Путешествие выявило в нас страсть к приключениям, страсть, которой была пронизана вся наша дальнейшая деловая и личная жизнь. Путешествие, кроме того, позволило нам взглянуть на подлинную Америку, понять душу страны, что впоследствии помогло определить принципы и стиль нашего бизнеса. Мы научились работать в команде, научились полагаться друг на друга, научились взаимному доверию, чувству ответственности; мы научились гордиться хорошо выполненной работой. Нам всегда нравилось путешествовать. Работая позднее в Nutrilite, мы пару раз в год посещали штаб-квартиру компании, расположенную в Калифорнии. Нам безумно нравилось ездить на машине в Калифорнию и обратно, заезжая по пути в национальные парки, где мы зимой катались на лыжах. Наша дружба подкреплялась совместной учебой, досугом и приключениями, которым позавидовал бы любой подросток. К тому моменту, когда я окончил среднюю школу, мы с Джеем были близки, как братья, и превосходно изучили характеры друг друга. Мы уже тогда не сомневались, что останемся друзьями на всю жизнь. Когда я учился в выпускном классе, Джей записал в моем выпускном альбоме: «Настоящее золото не ржавеет».

Я очень скучаю по тем временам, когда молодые юноши могли пускаться в такие приключения. Мне кажется, что в наши дни родители слишком опекают своих детей, стараются все время держать их под зонтиком своей заботы и пытаются всегда страховать их на случай возможного падения. Мы оказываем своим детям плохую услугу, когда не даем им хотя бы несколько раз упасть, а потом самостоятельно подняться, прежде чем они научатся твердо стоять на ногах. В сегодняшнем сложном и небезопасном мире такое путешествие на машине в Монтану, какое совершили мы с Джеем, решительно невозможно, и я от всей души благодарен родителям, поверившим в мои силы. Оно помогло нам с Джеем превратиться из мальчиков в мужчин. Я уверен, что именно на это надеялись – и не напрасно – мой отец и отец Джея.

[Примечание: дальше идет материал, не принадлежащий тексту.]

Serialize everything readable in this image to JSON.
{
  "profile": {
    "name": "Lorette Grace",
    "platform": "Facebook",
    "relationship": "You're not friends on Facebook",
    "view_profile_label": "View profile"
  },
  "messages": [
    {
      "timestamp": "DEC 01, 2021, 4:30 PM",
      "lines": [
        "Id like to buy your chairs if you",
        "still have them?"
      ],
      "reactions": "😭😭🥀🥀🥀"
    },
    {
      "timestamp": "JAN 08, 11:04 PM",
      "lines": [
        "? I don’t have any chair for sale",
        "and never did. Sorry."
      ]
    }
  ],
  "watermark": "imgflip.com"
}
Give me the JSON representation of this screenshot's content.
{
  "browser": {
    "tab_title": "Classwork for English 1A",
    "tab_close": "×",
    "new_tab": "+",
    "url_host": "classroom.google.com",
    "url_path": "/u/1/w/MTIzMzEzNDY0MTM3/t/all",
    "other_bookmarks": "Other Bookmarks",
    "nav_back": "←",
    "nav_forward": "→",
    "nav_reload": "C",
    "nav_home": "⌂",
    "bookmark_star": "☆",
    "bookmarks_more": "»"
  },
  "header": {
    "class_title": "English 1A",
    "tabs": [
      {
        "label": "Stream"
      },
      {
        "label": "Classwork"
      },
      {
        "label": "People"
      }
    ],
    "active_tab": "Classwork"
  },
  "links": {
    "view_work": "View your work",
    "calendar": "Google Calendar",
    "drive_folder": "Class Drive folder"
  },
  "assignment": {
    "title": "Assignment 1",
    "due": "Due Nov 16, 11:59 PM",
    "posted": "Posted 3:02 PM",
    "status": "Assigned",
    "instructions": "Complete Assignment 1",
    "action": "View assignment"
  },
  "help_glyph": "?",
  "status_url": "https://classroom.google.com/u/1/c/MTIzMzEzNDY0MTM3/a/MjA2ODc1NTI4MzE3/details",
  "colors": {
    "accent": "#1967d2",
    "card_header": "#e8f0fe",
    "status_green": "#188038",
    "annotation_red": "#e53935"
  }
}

Я не помню, конечно, подробностей наших с ним разговоров во время поездок в школу. Уверен, что мы обсуждали наши надежды и устремления, говорили, что настанет день, когда у нас будет свое дело, но, как и положено мальчишкам такого возраста, говорили и о спорте, о девочках, о трудных экзаменах. Но зато я очень хорошо помню, что по большей части мы тогда говорили о войне. Сейчас это трудно себе представить, но тогда пустяковая болтовня уступила место серьезным разговорам о Второй мировой войне. Все стало второстепенным в сравнении с событиями в Европе и на Тихом океане. Эти происходившие за тридевять земель войны живо задевали нас, живших в Америке. Мы с жадностью хватали оставленные почтальоном на крыльце газеты и впивались взглядами в аршинные заголовки на первых страницах, говорившие о победах или поражениях. На черно-белых фотографиях наши солдаты шли по полям Европы, а морские пехотинцы высаживались на берега Азии. Все радиопередачи начинались и заканчивались сводками с театров военных действий.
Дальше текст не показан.